As delegações se reuniram com mediação dos EUA, em um esforço para dar novo impulso ao acordo de paz. Washington acusa Ruanda de apoiar o grupo M23; Kigali nega as acusações. O M23 avançou rapidamente no leste da RDC em janeiro de 2025 e ainda controla áreas significativas.
Pontos centrais do acordo
As partes divulgaram uma declaração conjunta, divulgada pelo Departamento de Estado, anunciando passos coordenados para desescalar as tensões e avançar no terreno. O texto cita compromissos mútuos para respeitar soberania e integridade territorial, além de definir a retirada de defesas em áreas específicas do território da RDC.

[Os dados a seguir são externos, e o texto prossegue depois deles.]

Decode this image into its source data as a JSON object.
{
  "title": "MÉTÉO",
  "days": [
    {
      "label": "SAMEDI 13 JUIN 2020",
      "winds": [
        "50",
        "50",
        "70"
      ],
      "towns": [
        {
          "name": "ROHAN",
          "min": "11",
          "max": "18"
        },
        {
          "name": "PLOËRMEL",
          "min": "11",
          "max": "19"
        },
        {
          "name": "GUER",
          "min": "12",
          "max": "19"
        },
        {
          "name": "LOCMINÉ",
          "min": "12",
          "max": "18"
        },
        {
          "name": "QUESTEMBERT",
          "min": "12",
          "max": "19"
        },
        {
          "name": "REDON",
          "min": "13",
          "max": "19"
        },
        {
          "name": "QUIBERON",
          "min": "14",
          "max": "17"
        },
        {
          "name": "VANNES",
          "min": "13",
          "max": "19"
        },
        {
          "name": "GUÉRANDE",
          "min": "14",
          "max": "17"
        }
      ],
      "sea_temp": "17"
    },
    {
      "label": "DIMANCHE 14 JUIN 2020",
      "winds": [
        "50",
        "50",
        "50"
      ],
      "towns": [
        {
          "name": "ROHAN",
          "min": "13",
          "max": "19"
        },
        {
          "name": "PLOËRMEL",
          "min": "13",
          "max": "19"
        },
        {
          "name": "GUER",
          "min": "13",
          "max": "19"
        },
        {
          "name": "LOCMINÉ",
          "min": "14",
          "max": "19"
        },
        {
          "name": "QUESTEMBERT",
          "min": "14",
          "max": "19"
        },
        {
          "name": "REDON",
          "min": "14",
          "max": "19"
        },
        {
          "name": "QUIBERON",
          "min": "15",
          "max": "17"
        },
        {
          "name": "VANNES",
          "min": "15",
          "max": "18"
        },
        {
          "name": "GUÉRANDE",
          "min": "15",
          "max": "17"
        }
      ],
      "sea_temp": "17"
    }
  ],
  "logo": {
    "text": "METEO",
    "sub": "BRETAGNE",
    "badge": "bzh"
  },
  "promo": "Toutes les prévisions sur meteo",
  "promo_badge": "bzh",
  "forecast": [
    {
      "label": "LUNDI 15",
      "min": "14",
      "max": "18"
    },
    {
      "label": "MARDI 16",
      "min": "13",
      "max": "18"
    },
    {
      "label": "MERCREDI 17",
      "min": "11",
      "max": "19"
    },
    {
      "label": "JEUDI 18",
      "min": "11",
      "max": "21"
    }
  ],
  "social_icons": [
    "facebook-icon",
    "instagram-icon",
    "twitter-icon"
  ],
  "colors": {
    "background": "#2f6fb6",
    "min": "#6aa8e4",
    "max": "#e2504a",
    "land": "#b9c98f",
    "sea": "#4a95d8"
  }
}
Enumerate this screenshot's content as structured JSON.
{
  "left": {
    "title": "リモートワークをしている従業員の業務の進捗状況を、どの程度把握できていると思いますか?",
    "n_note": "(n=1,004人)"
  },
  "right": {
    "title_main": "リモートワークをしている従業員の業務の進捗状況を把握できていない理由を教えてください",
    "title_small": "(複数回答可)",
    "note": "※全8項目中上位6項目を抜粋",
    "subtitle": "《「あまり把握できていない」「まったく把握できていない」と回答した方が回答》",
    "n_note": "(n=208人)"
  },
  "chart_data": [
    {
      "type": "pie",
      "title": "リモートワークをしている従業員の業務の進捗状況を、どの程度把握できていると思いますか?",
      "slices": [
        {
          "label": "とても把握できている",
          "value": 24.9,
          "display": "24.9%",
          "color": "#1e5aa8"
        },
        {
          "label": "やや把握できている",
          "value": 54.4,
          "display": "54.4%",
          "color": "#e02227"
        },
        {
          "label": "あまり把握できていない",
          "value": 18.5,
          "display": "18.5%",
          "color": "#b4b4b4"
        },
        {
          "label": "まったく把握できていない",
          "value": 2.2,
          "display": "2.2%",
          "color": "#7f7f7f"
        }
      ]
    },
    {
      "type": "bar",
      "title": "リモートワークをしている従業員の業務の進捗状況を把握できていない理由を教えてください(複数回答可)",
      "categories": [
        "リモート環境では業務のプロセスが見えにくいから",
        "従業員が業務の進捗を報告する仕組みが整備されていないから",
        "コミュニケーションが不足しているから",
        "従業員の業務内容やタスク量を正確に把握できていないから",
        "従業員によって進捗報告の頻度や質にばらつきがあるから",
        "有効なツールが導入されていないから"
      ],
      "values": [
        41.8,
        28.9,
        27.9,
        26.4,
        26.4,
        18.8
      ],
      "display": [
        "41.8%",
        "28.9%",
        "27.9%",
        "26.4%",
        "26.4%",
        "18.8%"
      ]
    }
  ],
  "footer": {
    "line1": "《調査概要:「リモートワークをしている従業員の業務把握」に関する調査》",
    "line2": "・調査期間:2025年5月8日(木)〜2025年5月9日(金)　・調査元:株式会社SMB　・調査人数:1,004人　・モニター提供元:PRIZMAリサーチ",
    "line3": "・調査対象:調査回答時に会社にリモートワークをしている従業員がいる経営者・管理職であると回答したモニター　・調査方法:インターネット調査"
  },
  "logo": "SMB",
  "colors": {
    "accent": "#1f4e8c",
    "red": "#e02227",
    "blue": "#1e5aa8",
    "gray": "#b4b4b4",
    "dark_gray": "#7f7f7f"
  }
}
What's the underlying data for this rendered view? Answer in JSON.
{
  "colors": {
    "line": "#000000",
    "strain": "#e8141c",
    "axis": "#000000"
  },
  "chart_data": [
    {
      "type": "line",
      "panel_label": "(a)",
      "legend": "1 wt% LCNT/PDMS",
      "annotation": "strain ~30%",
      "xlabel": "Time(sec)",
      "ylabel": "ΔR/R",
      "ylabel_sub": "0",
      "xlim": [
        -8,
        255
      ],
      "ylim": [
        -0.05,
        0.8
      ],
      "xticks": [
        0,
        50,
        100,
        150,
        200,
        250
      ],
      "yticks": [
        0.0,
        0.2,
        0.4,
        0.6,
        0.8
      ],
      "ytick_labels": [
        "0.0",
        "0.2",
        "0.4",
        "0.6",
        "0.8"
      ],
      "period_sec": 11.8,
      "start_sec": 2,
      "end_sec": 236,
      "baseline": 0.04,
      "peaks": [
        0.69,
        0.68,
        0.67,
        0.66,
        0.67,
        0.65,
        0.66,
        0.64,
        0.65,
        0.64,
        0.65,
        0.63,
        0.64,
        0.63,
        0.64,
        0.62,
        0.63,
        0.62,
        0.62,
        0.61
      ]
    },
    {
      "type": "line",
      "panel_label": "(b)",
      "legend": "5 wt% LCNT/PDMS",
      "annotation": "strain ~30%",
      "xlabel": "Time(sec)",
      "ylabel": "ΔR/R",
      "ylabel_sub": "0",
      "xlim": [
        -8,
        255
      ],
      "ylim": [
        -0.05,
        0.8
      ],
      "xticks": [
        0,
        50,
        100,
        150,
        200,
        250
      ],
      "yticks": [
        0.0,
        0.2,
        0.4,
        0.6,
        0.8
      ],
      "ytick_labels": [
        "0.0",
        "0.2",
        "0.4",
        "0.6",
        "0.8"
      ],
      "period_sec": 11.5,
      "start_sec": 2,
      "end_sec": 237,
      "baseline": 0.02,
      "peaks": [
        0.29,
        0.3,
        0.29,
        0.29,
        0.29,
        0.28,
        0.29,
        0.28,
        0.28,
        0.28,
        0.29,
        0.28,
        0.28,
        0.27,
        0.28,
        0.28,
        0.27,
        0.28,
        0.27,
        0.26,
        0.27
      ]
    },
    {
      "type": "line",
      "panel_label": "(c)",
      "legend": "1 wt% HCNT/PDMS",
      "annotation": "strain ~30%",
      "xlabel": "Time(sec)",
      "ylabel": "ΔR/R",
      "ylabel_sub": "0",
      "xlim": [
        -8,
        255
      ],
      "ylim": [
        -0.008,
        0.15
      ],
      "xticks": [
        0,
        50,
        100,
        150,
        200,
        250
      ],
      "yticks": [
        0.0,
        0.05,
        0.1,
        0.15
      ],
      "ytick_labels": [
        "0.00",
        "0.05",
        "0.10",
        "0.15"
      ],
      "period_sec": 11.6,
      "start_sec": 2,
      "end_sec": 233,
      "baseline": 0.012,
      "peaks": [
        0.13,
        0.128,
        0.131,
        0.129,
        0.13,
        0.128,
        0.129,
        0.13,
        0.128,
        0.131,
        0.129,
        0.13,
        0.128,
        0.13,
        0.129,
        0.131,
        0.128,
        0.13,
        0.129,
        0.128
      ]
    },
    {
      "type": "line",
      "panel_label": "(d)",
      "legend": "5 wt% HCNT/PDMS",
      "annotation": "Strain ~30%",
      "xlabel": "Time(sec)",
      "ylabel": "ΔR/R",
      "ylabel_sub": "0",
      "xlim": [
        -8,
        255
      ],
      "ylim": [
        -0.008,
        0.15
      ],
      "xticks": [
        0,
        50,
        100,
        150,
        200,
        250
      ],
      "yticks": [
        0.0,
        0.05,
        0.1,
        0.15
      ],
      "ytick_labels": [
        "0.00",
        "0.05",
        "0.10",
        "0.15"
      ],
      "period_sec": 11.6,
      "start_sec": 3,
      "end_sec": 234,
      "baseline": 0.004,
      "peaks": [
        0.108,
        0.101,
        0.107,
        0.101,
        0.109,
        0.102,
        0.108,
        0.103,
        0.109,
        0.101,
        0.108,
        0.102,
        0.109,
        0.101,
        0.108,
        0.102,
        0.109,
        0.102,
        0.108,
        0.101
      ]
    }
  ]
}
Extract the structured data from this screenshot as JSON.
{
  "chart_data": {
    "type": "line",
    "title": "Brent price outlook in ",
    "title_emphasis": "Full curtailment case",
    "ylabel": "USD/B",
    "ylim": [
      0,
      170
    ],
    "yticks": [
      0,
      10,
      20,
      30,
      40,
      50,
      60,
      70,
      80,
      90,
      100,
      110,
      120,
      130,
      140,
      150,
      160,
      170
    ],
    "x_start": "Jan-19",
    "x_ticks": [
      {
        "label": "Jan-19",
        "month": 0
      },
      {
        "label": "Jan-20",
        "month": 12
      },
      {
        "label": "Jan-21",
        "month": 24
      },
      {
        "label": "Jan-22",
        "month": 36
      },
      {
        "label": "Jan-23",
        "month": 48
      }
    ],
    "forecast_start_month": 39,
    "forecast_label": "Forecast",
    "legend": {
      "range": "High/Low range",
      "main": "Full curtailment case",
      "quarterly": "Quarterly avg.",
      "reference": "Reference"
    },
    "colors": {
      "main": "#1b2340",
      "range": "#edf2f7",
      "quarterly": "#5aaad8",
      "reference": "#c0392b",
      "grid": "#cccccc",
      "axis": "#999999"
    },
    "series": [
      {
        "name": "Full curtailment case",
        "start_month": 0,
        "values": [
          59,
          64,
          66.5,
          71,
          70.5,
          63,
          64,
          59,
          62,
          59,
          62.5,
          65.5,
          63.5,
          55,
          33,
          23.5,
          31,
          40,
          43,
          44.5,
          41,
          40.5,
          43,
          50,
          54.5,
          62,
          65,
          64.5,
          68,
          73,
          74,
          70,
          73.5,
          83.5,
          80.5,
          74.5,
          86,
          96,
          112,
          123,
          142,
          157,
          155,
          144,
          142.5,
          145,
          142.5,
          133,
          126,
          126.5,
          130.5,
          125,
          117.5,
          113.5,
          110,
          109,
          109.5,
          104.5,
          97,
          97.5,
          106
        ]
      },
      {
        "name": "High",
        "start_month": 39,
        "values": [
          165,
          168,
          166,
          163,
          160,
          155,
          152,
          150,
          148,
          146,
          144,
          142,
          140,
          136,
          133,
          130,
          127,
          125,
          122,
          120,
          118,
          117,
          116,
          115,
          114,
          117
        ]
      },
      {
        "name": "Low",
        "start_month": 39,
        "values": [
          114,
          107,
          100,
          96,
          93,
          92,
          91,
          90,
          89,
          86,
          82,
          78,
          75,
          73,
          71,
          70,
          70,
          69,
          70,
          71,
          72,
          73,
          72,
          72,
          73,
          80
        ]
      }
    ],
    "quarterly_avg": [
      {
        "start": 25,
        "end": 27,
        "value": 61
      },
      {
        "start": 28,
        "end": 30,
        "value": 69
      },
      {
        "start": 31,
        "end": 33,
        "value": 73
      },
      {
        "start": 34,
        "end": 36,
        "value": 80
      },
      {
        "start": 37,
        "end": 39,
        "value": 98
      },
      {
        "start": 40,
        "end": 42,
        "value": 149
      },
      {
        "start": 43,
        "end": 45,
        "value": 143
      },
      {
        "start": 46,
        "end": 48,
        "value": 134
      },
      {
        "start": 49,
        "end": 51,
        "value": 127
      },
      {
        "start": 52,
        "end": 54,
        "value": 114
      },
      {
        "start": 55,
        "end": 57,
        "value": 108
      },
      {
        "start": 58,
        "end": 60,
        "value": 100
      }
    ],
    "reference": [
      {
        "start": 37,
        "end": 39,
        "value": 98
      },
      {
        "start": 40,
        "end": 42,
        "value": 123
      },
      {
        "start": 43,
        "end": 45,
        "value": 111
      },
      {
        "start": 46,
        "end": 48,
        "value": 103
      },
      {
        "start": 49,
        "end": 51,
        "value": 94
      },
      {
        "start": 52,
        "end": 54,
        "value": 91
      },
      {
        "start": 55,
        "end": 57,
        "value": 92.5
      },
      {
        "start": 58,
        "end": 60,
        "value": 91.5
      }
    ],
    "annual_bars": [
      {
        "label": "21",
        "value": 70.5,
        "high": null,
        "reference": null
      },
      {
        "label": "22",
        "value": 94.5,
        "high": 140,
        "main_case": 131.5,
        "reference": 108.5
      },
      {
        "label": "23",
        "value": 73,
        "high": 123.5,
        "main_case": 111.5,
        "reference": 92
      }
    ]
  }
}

Entre as medidas, está a retirada de forças de Ruanda em áreas definidas do território congolês, prazos mais curtos para ações de neutralização do grupo FDLR e proteção de civis. O FDLR foi criado por honduras que fugiram de Ruanda após o genocídio de 1994, e o M23 afirma lutar pela proteção de comunidades étnicas Tutsi.
Contexto recente
O acordo de paz anterior foi assinado em Washington, em dezembro, como parte de uma iniciativa apoiada pelo governo dos EUA para atrair investimentos ocidentais. Poucos dias depois, o M23 entrou na cidade de Uvira, perto da fronteira com Burundi, em uma escalada que ficou entre as maiores dos últimos meses. A presença rebelde perto da fronteira continua sob observação internacional.